We’ve become increasingly nervous of stocks given weak near-term demand outlook in tech space

US stocks edges higher but we feel all is not well in the near term 
Although US stocks continued to edge higher pulling up Japanese shares with them, we stick with our newly adopted negative short term outlook on our own market as we have turned highly cautious of technology stocks which we will address again in this issue. To be sure on, the surface, there are no notable signs of major nervousness with liquidity-driven rally looking intact as S&P is trading close to its all time peak, Nasdaq trading near its recent record highs and the VIX fear gauge holding steady near its 6 months lows. Cash parked in US money market funds which we keep a close eye on continued to edge lower, also reflecting no major signs of investors anxiety. 

But we feel all is not well as bull market bets remain highly concentrated in tech names where fundamentals are starting to deteriorate while much good news regarding release of effective Covid-19 vaccines by Q1 of next year look to be priced in for now. Meanwhile, rising infection and mortality rates both in the US and the rest of the world have left economic activity stuck at suboptimal rates with most businesses still suffering from the demand pull and unemployment rates hovering near their recent highs. Moreover, US lawmakers have failed to agree on extending any of the pandemic-related fiscal relief programs before the summer recess, leaving the economy highly dependant on the short-term band aid provided President Trump’s executive orders placed last week. 

As we have also been highlighting in the past month, geopolitical tension between US and China continues to ratchet up as we get closer to US presidential election in November and US foreign and trade policies towards China become ever more hostile and unpredictable. News of US/China postponing the trade talks to catch up with progress made on last year’s phase one trade agreement was disappointing as there were hopes that this could ease tensions between the two sides in the short term. China’s reported insistence that talks must include negotiations about potential of the US banning of TikTok and WeChat, not to mention, further extending the period of US reprieve in allowing sales to Huawei which expired last week, must have partly been behind postponement of the weekend talks. 

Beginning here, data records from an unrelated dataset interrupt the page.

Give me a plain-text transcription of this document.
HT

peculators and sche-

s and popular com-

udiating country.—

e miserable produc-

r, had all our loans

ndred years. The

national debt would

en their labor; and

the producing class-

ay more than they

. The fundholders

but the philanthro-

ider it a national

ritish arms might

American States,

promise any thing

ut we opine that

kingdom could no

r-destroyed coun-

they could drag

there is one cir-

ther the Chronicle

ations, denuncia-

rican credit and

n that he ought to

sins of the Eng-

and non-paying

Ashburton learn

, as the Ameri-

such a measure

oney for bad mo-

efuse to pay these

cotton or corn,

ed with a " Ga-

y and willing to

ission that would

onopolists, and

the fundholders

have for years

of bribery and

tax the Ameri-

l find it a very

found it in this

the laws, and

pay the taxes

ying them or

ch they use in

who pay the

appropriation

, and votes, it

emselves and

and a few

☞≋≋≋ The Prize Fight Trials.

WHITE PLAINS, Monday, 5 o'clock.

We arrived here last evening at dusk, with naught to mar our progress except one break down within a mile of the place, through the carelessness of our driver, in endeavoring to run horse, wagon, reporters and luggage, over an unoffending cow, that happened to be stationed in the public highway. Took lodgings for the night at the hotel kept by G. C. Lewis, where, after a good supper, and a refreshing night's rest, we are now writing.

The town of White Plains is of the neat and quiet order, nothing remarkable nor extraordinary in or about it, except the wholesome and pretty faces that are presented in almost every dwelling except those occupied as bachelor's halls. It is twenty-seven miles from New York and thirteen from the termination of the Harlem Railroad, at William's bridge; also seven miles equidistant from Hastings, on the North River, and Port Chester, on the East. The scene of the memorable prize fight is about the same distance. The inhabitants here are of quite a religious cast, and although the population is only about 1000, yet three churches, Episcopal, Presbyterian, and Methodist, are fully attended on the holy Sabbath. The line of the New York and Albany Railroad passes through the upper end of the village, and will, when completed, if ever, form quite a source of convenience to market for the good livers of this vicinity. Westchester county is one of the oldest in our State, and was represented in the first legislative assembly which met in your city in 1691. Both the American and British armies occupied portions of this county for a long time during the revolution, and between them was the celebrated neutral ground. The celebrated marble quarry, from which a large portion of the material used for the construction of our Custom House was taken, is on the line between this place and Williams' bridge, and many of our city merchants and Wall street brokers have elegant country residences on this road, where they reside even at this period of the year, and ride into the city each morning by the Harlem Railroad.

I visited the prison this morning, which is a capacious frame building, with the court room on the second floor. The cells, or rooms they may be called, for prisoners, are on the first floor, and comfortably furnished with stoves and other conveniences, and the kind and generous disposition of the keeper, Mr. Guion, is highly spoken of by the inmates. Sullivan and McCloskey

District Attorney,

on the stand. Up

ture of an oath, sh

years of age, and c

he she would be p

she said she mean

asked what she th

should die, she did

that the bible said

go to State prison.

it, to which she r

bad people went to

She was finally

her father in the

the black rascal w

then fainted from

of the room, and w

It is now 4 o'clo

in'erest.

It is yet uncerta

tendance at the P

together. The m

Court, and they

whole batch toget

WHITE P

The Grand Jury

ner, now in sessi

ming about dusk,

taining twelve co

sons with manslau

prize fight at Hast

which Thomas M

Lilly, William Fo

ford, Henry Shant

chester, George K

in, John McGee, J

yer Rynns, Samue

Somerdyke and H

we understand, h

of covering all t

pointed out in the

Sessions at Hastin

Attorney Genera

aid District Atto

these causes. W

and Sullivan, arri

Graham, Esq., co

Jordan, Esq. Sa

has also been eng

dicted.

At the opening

Fundamentals of Japan’s technology companies starting to deteriorate 
Indeed, by Friday, not only Mr. Trump gave ByteDance 90 days to sell its US-based TikTok operations, but he also declared that the waiver on sales to Huawei has come to a close with a promise that sales licenses to the firm will likely to be closely scrutinised and more difficult to attain. In the meantime, there still seems to be much confusion whether the US latest ban of using Tencent’s WeChat by US companies will include the Weixin app used within China given that such a move will likely lead to plummeting sales of Apple’s iPhone in the region and create yet more uncertainty regarding the technology supply chain. 

As we noted last week, we think semiconductor stocks are looking generally more vulnerable as rising of chip inventories have also started to effect orders. Micron’s latest update that memory demand has started trend below its expectations as data centres are now digesting chip stock piles as fears of the pandemic-led disruption had led to over-ordering, echoed a similar warning by Western Digital only a few weeks back. Given that memory ICs was supposed to be the next big driver for recovery in demand for semiconductors, further short-term contraction in demand will not only have a big impact on market outlook for memory chip makers but also for semiconductor materials suppliers and production equipment specialists which are strongly represented in the Japanese market. 

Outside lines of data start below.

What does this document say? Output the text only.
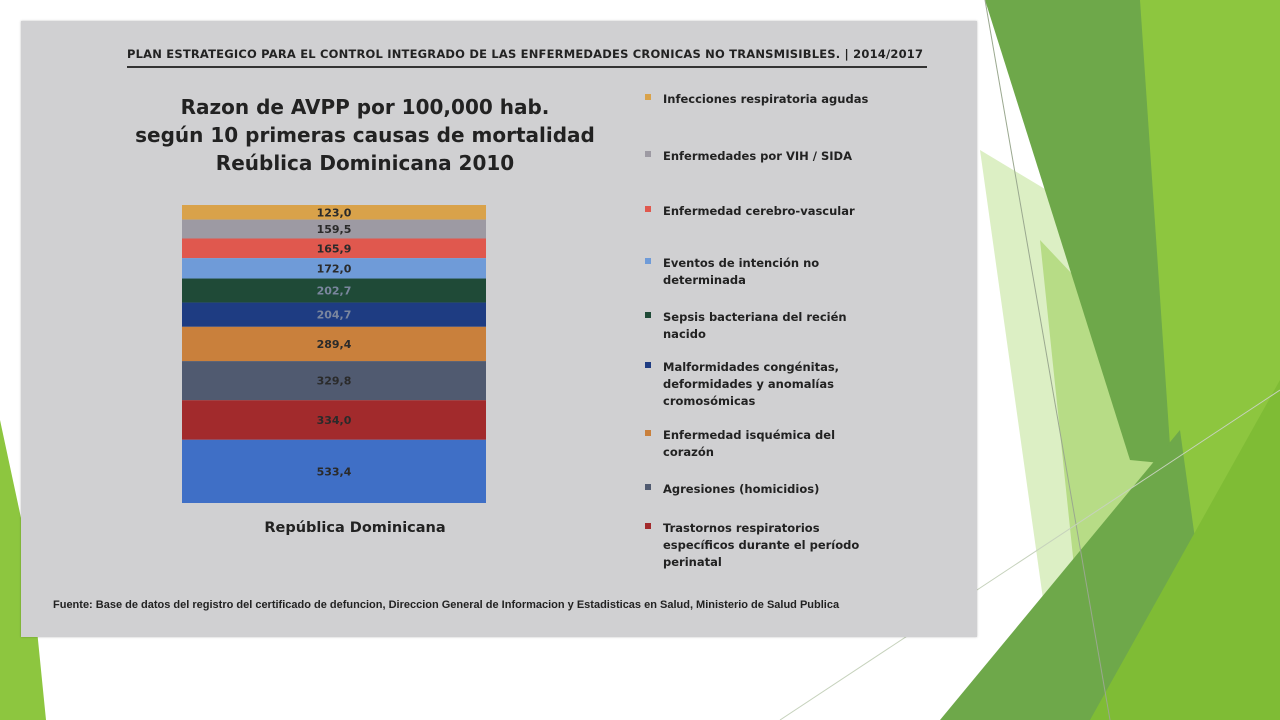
PLAN ESTRATEGICO PARA EL CONTROL INTEGRADO DE LAS ENFERMEDADES CRONICAS NO TRANSMISIBLES. | 2014/2017
Razon de AVPP por 100,000 hab.
según 10 primeras causas de mortalidad
Reública Dominicana 2010
123,0
159,5
165,9
172,0
202,7
204,7
289,4
329,8
334,0
533,4
República Dominicana
Infecciones respiratoria agudas
Enfermedades por VIH / SIDA
Enfermedad cerebro-vascular
Eventos de intención no
determinada
Sepsis bacteriana del recién
nacido
Malformidades congénitas,
deformidades y anomalías
cromosómicas
Enfermedad isquémica del
corazón
Agresiones (homicidios)
Trastornos respiratorios
específicos durante el período
perinatal
Fuente: Base de datos del registro del certificado de defuncion, Direccion General de Informacion y Estadisticas en Salud, Ministerio de Salud Publica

China’s shockingly weak smartphone shipments in July has not helped matters, also raising doubts about the China-led handset recovery which has been the pillar of growth expectations for 5G models this year. Meanwhile, we suspect that the big rebound in sales of PCs and laptops will also start to cool off as work-from-home demand peaks out from here adding more downside pressure on chips and component shipments in the months to come. None of the above draws a very healthy scenario for technology segments which have certainly helped lead Japanese stocks higher this year. We have thus continued with our new strategy of drastically reducing our list of recommended longs in this space while looking for more bombed out industrials with some secular growth angles that trade at low historic valuations and have strong balance sheets.